Female European corn borer, Ostrinia nubilalis, produce and males respond to sex pheromone blends with either E- or Z-Δ11-tetradecenyl acetate as the major component. E- and Z-race populations are sympatric in the Eastern United States, Southeastern Canada, and the Mediterranean region of Europe. The E- and Z-pheromone races of O. nubilalis are models for incipient species formation, but hybridization frequencies within natural populations remain obscure due to lack of a high-throughput phenotyping method.
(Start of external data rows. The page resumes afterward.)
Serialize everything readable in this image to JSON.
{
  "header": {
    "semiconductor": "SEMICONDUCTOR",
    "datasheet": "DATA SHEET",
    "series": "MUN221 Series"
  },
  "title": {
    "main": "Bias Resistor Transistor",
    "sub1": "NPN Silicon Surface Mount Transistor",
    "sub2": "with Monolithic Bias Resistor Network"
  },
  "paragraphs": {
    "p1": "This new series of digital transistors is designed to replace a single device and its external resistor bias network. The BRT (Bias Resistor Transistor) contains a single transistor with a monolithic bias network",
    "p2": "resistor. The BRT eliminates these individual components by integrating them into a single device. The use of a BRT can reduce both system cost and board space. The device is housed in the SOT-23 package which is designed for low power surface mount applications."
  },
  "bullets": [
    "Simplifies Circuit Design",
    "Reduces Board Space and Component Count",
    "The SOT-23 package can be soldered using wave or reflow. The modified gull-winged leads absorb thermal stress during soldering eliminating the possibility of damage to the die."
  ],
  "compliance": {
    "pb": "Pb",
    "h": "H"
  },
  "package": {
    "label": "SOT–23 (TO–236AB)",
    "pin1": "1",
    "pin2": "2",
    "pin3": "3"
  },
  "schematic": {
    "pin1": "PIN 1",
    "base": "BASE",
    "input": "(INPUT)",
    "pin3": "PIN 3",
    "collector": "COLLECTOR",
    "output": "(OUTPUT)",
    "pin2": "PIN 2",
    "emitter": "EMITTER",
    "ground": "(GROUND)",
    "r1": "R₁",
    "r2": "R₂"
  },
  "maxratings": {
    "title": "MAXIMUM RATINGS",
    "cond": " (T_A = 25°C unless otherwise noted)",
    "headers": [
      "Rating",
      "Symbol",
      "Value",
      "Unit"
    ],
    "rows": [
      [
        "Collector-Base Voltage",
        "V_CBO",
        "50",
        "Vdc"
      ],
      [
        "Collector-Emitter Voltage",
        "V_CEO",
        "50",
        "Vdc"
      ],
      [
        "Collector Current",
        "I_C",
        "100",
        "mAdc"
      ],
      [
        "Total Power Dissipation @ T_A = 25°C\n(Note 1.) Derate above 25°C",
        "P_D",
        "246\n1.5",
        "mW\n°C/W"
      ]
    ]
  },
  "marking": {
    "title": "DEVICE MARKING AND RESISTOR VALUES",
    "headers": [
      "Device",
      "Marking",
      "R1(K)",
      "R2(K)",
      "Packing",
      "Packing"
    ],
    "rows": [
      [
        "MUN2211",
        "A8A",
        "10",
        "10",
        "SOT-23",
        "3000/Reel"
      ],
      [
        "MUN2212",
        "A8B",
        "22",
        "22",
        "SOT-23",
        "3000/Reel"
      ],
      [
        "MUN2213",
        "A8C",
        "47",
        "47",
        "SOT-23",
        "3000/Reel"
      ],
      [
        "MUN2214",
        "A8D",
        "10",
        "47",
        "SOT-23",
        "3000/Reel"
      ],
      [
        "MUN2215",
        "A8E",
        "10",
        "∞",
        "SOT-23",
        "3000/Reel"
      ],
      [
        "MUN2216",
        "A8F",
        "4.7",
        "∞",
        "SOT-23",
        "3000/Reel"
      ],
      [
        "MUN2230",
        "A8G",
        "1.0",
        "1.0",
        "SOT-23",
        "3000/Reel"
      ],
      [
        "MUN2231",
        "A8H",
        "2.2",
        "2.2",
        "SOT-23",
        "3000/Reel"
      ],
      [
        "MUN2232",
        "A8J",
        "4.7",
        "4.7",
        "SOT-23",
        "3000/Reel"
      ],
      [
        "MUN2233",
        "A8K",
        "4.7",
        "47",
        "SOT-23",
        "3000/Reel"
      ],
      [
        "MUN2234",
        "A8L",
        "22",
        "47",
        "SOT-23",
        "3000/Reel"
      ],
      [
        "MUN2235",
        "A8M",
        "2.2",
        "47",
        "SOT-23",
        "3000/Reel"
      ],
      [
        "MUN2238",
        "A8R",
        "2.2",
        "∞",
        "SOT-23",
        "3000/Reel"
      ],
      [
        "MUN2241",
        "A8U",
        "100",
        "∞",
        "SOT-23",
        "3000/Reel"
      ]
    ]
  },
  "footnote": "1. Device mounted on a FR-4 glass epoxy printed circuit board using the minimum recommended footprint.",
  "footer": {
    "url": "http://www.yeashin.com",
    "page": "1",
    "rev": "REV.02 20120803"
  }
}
Lassance et al. previously identified a pheromone gland-expressed fatty-acyl reductase gene (pgfar) that controls the ratio of Δ11-tetradecenyl acetate stereoisomers. We identified three single nucleotide polymorphism (SNP) markers within pgfar that are differentially fixed between E- and Z-race females, and that are ≥98.2% correlated with female pheromone ratios measured by gas chromatography. Genotypic data from locations in the United States demonstrated that pgfar-z alleles were fixed within historically allopatric Z-pheromone race populations in the Midwest, and that hybrid frequency ranged from 0.00 to 0.42 within 11 sympatric sites where the two races co-occur in the Eastern United States (mean hybridization frequency or heterozygosity (HO) = 0.226 ± 0.279). Estimates of hybridization between the E- and Z-races are important for understanding the dynamics involved in maintaining race integrity, and are consistent with previous estimates of low levels of genetic divergence between E- and Z-races and the presence of weak prezygotic mating barriers.This work describes the development of new single nucleotide polymorphism (SNP) markers within the pheromone gland expressed fatty acyl reductase (pgfar) gene of Ostrinia nubilalis. These SNPs were shown to segregate based upon female pheromone production, and thus provide the first description of an assay for genetic determination of O. nubilalis pheromone strain from field-collected samples. These assays were applied to estimate hybridization within field populations, and represent valuable tools for future population genetic studies of this species.